The problem is that sometimes developers and analysts need to search the garbage crashes to determine various things, such as why the crash reports are broken. Also, release engineering and other teams sometimes make arbitrary and unheralded changes to release and/or breakpad data which can cause crashes to be temporarily seen as invalid by the system when they are not.

Dealing with this will require a multi-stage approach:

  1. The first part of dealing with this obstacle would be to keep 2 weeks of raw data in the Postgres database, allowing us to manually search and reprocess garbage crashes for up to 2 weeks.
  2. A second part would be to do regular monitoring on the number of excluded crashes, and send an alert whenever the number spikes, indicating an upstream problem. A weekly report giving breakdowns of excluded crashes would also be helpful.
  3. Thirdly, we should provide analysts with some method of searching HBase in order to do analysis on garbage crashes.
  4. Optionally, we could provide a simplified search interface for searching the raw reports data in postgres for the last 2 weeks.

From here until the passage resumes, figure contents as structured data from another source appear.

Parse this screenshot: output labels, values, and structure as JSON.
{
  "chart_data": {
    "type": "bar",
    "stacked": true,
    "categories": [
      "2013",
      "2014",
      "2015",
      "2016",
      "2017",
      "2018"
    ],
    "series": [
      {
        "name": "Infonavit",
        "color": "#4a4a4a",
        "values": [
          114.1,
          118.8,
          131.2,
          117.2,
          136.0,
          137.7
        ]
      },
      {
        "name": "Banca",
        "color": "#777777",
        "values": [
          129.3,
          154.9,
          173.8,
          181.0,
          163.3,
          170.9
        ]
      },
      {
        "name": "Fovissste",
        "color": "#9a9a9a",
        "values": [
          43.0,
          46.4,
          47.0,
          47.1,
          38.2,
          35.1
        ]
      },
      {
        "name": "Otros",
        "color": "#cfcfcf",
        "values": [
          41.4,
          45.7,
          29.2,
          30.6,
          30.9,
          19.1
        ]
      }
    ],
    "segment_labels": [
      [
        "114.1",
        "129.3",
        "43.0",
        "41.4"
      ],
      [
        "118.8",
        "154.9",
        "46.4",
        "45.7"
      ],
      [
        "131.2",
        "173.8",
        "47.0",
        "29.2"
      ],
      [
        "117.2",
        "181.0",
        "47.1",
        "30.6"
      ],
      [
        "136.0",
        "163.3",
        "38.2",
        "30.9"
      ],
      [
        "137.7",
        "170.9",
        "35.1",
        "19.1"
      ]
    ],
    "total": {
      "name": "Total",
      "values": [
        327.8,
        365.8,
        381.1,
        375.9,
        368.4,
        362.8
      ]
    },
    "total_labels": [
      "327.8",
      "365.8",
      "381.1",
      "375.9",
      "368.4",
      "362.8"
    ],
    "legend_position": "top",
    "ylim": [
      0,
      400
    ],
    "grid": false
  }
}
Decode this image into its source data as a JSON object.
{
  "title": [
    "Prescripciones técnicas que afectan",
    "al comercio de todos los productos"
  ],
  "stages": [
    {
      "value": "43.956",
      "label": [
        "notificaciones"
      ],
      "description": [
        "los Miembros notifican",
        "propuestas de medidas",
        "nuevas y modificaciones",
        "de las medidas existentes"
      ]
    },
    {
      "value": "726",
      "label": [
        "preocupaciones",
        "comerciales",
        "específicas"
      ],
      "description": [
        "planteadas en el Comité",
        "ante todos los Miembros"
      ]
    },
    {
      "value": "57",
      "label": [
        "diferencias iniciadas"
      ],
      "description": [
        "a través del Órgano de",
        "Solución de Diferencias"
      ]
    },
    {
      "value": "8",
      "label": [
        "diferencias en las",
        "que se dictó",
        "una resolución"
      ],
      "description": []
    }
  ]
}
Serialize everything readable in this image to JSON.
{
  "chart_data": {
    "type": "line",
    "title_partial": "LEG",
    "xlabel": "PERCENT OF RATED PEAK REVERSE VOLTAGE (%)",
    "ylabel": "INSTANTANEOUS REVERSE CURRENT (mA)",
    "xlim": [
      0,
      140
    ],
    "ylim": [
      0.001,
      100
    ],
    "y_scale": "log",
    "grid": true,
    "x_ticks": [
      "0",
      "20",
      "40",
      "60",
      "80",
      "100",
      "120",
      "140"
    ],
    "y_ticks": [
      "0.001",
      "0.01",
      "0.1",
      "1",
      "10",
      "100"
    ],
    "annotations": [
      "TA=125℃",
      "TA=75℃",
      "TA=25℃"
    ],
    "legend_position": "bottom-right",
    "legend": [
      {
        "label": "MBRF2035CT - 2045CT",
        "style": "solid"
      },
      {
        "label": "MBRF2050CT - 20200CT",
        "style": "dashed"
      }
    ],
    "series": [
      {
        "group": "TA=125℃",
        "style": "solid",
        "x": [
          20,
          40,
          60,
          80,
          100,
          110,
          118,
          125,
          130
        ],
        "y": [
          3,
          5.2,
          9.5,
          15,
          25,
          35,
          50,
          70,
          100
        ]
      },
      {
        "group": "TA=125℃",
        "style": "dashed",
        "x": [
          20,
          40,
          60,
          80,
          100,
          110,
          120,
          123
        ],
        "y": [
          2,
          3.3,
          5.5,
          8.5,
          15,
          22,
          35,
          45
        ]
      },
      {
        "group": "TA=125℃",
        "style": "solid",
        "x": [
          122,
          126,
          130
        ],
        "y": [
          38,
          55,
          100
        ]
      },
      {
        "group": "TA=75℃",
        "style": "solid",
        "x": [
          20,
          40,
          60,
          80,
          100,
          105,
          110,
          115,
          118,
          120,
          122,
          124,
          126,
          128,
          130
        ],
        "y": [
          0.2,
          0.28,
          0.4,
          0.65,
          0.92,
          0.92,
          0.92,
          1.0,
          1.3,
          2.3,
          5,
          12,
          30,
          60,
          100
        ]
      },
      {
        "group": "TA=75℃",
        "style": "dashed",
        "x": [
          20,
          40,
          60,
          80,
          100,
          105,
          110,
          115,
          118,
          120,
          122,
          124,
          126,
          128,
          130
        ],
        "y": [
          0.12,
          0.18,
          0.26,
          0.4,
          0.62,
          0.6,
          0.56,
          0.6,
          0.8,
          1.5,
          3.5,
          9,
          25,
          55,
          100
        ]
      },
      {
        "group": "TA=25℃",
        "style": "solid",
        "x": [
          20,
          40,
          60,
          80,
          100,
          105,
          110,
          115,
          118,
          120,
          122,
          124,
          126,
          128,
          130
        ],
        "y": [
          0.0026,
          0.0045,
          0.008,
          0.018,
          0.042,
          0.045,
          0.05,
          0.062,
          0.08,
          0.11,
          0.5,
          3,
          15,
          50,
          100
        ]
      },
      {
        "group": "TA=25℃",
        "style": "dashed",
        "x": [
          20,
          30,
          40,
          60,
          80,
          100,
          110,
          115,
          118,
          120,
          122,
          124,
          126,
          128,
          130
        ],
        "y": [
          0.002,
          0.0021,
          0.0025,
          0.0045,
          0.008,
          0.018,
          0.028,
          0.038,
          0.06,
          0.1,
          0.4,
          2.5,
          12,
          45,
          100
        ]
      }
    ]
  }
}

obstacle 4: additional search fields

Once reports_clean becomes our canonical source of data, we need to include in it all fields and dependant information which might need to be searched. While the majority of existing search fields are represented in reports_clean already, there are a few which are not and would need to be dealt with. This will use up some of the storage space we are saving by truncating the raw data tables.

  • Branch: branches are deprecated, and this does not need to be supported. This would be removed from the interface.
  • Plugins: reports_clean would need to have a normalized child table, plugins_clean, which would be maintained with reports_clean.
  • Extensions: as plugins, above.

We would also need to add some additional indexes to support some of the search fields.

PostgreSQL 9.2

PostgreSQL 9.2 will support index-only searches. This will speed up many searches against the Postgres database by up to 10X without changes to application code.

Since 9.2 is not even in beta yet, this strategy cannot be utilized until September 2012.